As organizations mature in their data journey, deep analytics work is de-prioritized in favor of data science/ML as the latter is seen as the logical evolution in the data journey. There is so much data ROI left on the table when making this choice - so in this post, I want to outline key markers for an analytics practice.
Step 1 naturally starts with metric definitions and reporting. Usually, this step is coupled with default ways to cut or “breakout” the metric. If the metric is conversion rate of signups to customers, you want to cut it by signup channels. The breadth and depth to which metrics can be cut, sliced and diced is such a strong predictor of a data-centric culture that the richness of available segments is a key evolutionary step 2.
As an example for a consumer facing organization, if you are measuring retention on the user entity, you need to not only analyze segment variations across the source channels but model user attributes like their product or consumption experience, their operational experience, their usage of promotions, their demographics, and qualitative feedback data. These will provide directly actionable tactics or indirect insights to shape product strategy. Similarly, there is a rich set of account and usage attributes to analyze metrics within a B2B product company. In fact, any domain across any industry has its own rich tapestry of entities, metrics and attributes (which represent segments).

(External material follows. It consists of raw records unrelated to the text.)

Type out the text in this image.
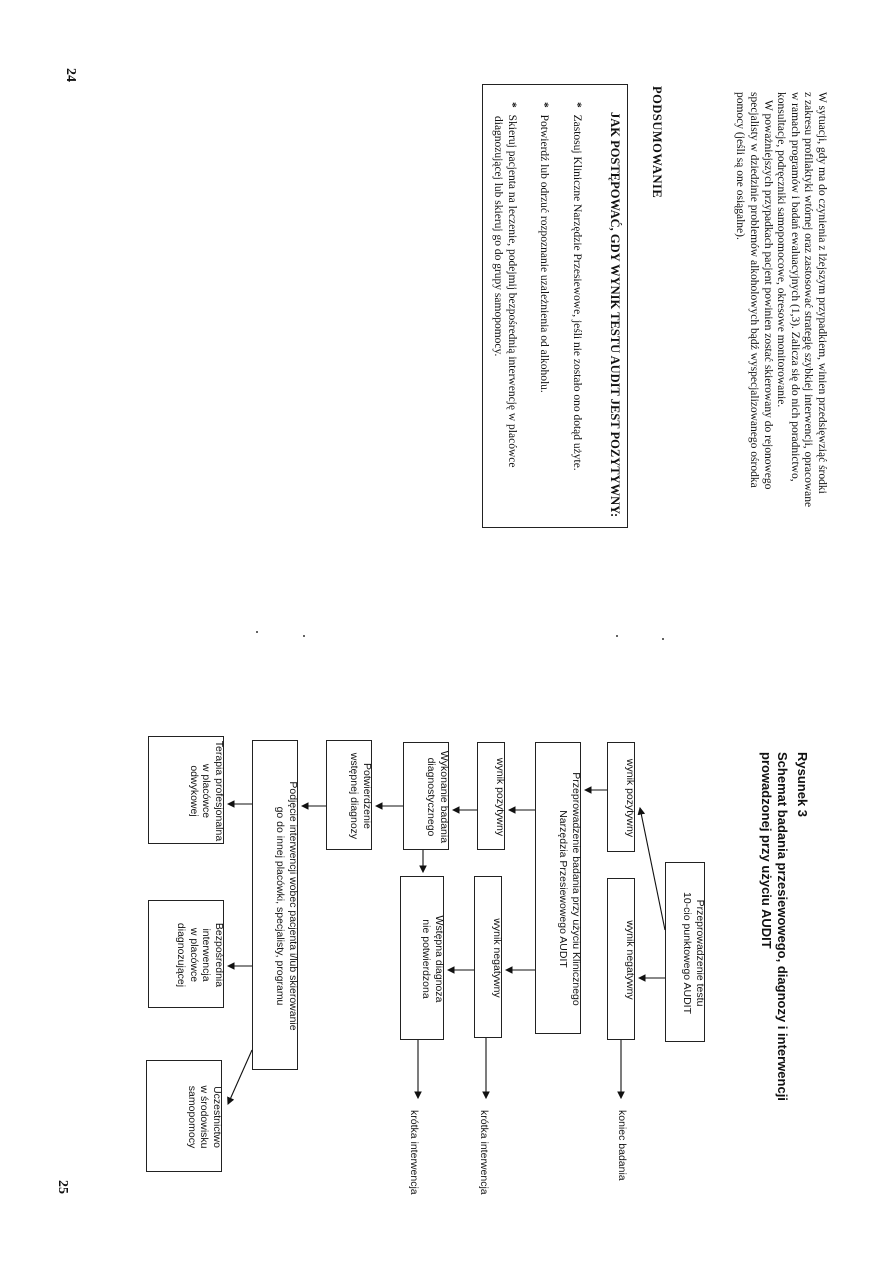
24
W sytuacji, gdy ma do czynienia z lżejszym przypadkiem, winien przedsięwziąć środki
z zakresu profilaktyki wtórnej oraz zastosować strategię szybkiej interwencji, opracowane
w ramach programów i badań ewaluacyjnych (1,3). Zalicza się do nich poradnictwo,
konsultacje, podręczniki samopomocowe, okresowe monitorowanie.
W poważniejszych przypadkach pacjent powinien zostać skierowany do rejonowego
specjalisty w dziedzinie problemów alkoholowych bądź wyspecjalizowanego ośrodka
pomocy (jeśli są one osiągalne).
PODSUMOWANIE
JAK POSTĘPOWAĆ, GDY WYNIK TESTU AUDIT JEST POZYTYWNY:
* Zastosuj Kliniczne Narzędzie Przesiewowe, jeśli nie zostało ono dotąd użyte.
* Potwierdź lub odrzuć rozpoznanie uzależnienia od alkoholu.
* Skieruj pacjenta na leczenie, podejmij bezpośrednią interwencję w placówce
diagnozującej lub skieruj go do grupy samopomocy.
25
Rysunek 3
Schemat badania przesiewowego, diagnozy i interwencji
prowadzonej przy użyciu AUDIT
Przeprowadzenie testu
10-cio punktowego AUDIT
wynik pozytywny
wynik negatywny
koniec badania
Przeprowadzenie badania przy użyciu Klinicznego
Narzędzia Przesiewowego AUDIT
wynik pozytywny
wynik negatywny
krótka interwencja
Wykonanie badania
diagnostycznego
Wstępna diagnoza
nie potwierdzona
krótka interwencja
Potwierdzenie
wstępnej diagnozy
Podjęcie interwencji wobec pacjenta i/lub skierowanie
go do innej placówki, specjalisty, programu
Terapia profesjonalna
w placówce
odwykowej
Bezpośrednia
interwencja
w placówce
diagnozującej
Uczestnictwo
w środowisku
samopomocy
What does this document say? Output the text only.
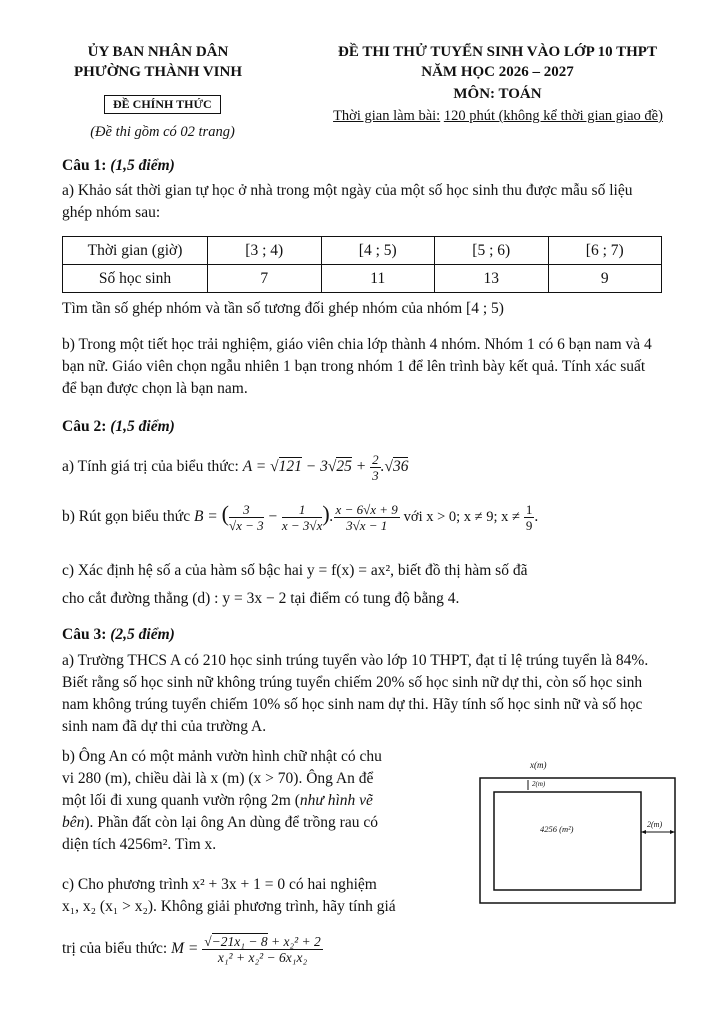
ỦY BAN NHÂN DÂN
PHƯỜNG THÀNH VINH
ĐỀ CHÍNH THỨC
(Đề thi gồm có 02 trang)
ĐỀ THI THỬ TUYỂN SINH VÀO LỚP 10 THPT
NĂM HỌC 2026 – 2027
MÔN: TOÁN
Thời gian làm bài: 120 phút (không kể thời gian giao đề)
Câu 1: (1,5 điểm)
a) Khảo sát thời gian tự học ở nhà trong một ngày của một số học sinh thu được mẫu số liệu ghép nhóm sau:
Thời gian (giờ)	[3 ; 4)	[4 ; 5)	[5 ; 6)	[6 ; 7)
Số học sinh	7	11	13	9
Tìm tần số ghép nhóm và tần số tương đối ghép nhóm của nhóm [4 ; 5)
b) Trong một tiết học trải nghiệm, giáo viên chia lớp thành 4 nhóm. Nhóm 1 có 6 bạn nam và 4 bạn nữ. Giáo viên chọn ngẫu nhiên 1 bạn trong nhóm 1 để lên trình bày kết quả. Tính xác suất để bạn được chọn là bạn nam.
Câu 2: (1,5 điểm)
a) Tính giá trị của biểu thức: $A = √121 - 3√25 + \frac{2}{3} .√36$
b) Rút gọn biểu thức B = ( $\frac{3}{√x - 3} - \frac{1}{x - 3√x}$ ). $\frac{x - 6√x + 9}{3√x - 1}$ với x > 0; x ≠ 9; $x \ne \frac{1}{9}$ .
c) Xác định hệ số a của hàm số bậc hai y = f(x) = ax², biết đồ thị hàm số đã
cho cắt đường thẳng (d) : y = 3x − 2 tại điểm có tung độ bằng 4.
Câu 3: (2,5 điểm)
a) Trường THCS A có 210 học sinh trúng tuyển vào lớp 10 THPT, đạt tỉ lệ trúng tuyển là 84%. Biết rằng số học sinh nữ không trúng tuyển chiếm 20% số học sinh nữ dự thi, còn số học sinh nam không trúng tuyển chiếm 10% số học sinh nam dự thi. Hãy tính số học sinh nữ và số học sinh nam đã dự thi của trường A.
b) Ông An có một mảnh vườn hình chữ nhật có chu
vi 280 (m), chiều dài là x (m) (x > 70). Ông An để
một lối đi xung quanh vườn rộng 2m (như hình vẽ
bên). Phần đất còn lại ông An dùng để trồng rau có
diện tích 4256m². Tìm x.
x(m)
2(m)
4256 (m²)	2(m)
c) Cho phương trình x² + 3x + 1 = 0 có hai nghiệm
x₁, x₂ (x₁ > x₂). Không giải phương trình, hãy tính giá
trị của biểu thức: $M = \frac{\text{√−21x₁ − 8 + x₂² + 2}}{\text{x₁² + x₂² − 6x₁x₂}}$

When metrics are accompanied by a rich understanding of distributions and entity segments, you are in step 2 of the analytics journey. In all the recent buzz around metrics layers, metric stores, and so on, the attributes that represent various entity segments has not been given its due.
Step 3 of the journey is your ability to understand relationships between multiple metrics, and building on step 2, the relationship between segments and multiple metrics. Without this, you will be faced with metrics bloat and sprawl, and struggle to see the forest for the trees. You may end up in the classic “analysis paralysis” state that business leaders are wont to quote in meetings. In this phase, you “reduce” metrics complexity. Then, finally the evolutionary journey culminates when you consistently seek the holy grail of causality - which interventions, and which segments causally impact the desired set of metrics. While causality is always in the background during analytics work, making it an explicit part of the work and dialogue is the hallmark of a data-centric organization.
The reality today is most organizations first build a set of key reports with default segments and either stagnate or they end up creating a sprawl of metric and attribute cuts drowning the organization in noise. The next step in this journey is not automatically machine learning - there is so much data ROI on the table if you invest in rich segmentation, deeply understand the connections between metrics, and explore underlying causality.
The big picture is in the little details.